In the cemetery on the edge of the village, now bisected by a four-lane motorway, my grandfather's name – Petar Bjelogrlic – was inscribed just to the right of centre on a black marble gravestone back in 1962, and left waiting until 1990 for my grandmother's to complete the celestial symmetry. Petar died at the age of sixty-eight. Fourteen years younger than him, my grandmother Zorka remained a widow for twenty-eight years. In its oval porcelain frame, my grandfather's photograph, taken soon after the Second World War, shows a melancholy, handsome middle-aged man with grey eyes and a blond moustache twirled at the ends. He looks like a reluctant dandy, uncomfortable in his stiff collar and thin black tie. Next to him, in a photograph from the seventies, my grandmother gazes straight to the camera with her coal-black eyes, white hair in a neat chignon, with the faintest of smiles on her lips. She is still wearing her widow's weeds and could almost be his mother. We are forever remembered at the age at which we die, but this particular funerary photographic mismatch makes it difficult to imagine what kind of husband and wife they might have been. I remember Zorka well; Petar, not at all.

He was a bright Serb boy from Herzegovina who was drafted against his will into the Austro-Hungarian army during the First World War. He wound up in Belgrade after the Armistice with hundreds of others in tattered uniforms, victors by virtue of their nationality, losers in their poverty and in every other way. He started off as a porter under the neo-Baroque arches of the central railway station and suffered horrible fits of homesickness, which he eased by seeking the company of his compatriots. There were dozens of young men just like him, newly arrived from the barren uplands of Herzegovina,
in each working-class suburb of Belgrade. Born in the last decade of the nineteenth century as a subject of the Ottoman sultan, Grandpa died a citizen of the Socialist Republic of Yugoslavia. Between the crescent moon of Islam and the hammer and sickle of communism, his life changed little. He remained impoverished, hardened by long hours of physical labour, never fully at home.

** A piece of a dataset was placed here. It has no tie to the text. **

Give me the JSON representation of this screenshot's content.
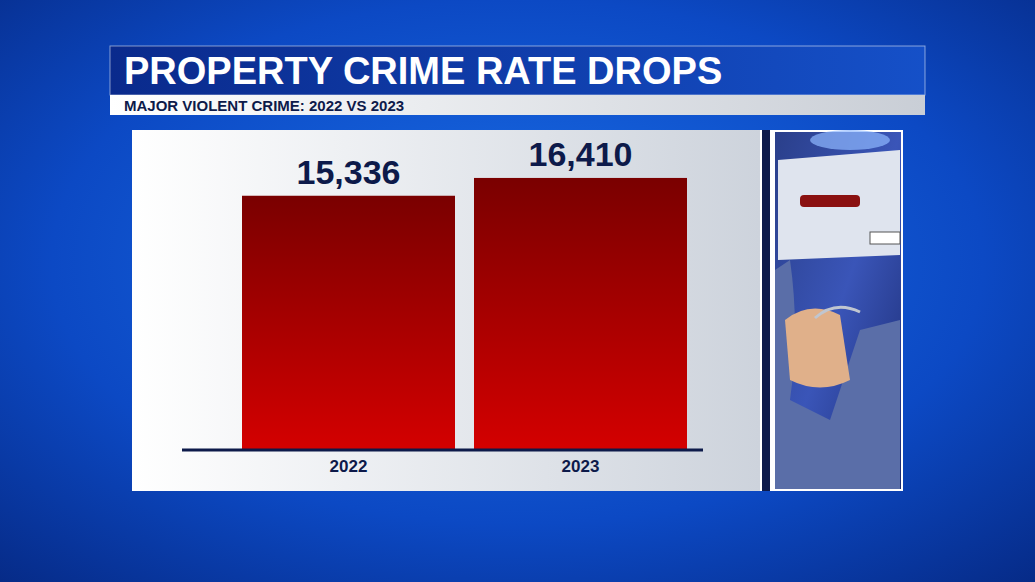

He was in his late thirties by the time he felt ready to marry. His chosen bride, my paternal grandmother, was a Montenegrin, a fierce little wasp of the best stock that the southern mountains had to offer. On her father's side, her people had been frontiersmen and warriors for generations, and, on her mother's, they were from the Nyegush clan, the ruling tribe of the theocratic Montenegro, providers of a succession of celibate prince-bishops who were Europe's ferocious alternative to the Dalai Lama. The genes of the mothers of all those tall, dark-haired and bearded Orthodox prelates with large silver crosses around their necks and princes with fur pelisses over silver rifle butts lurk in my genetic soup. For Zorka, Petar was clearly an act of rebellion and a half.
Plus ça change
. . .

Zorka's grandfather was given land around the city of Nikshich by Prince Nicholas of Montenegro as a reward for valour in the Turkish wars. Wounded in both legs on the battlefield and unable to move, Grandpa bit the throat of a Turkish soldier who was attempting to cut off his nose and stuff it in his trophy bag, and was duly mentioned in the Montenegrin equivalent of dispatches. Not to be outdone, his son received in his own turn acres of fertile black soil on the Hungarian border as a reward for a good fight in the First World War. In my grandmother's family, different estates are still remembered by the
wars and wounds which brought them into our possession. The trophies came with a bloody string attached. Settlement on frontier land was always to be paid for with a pound of flesh.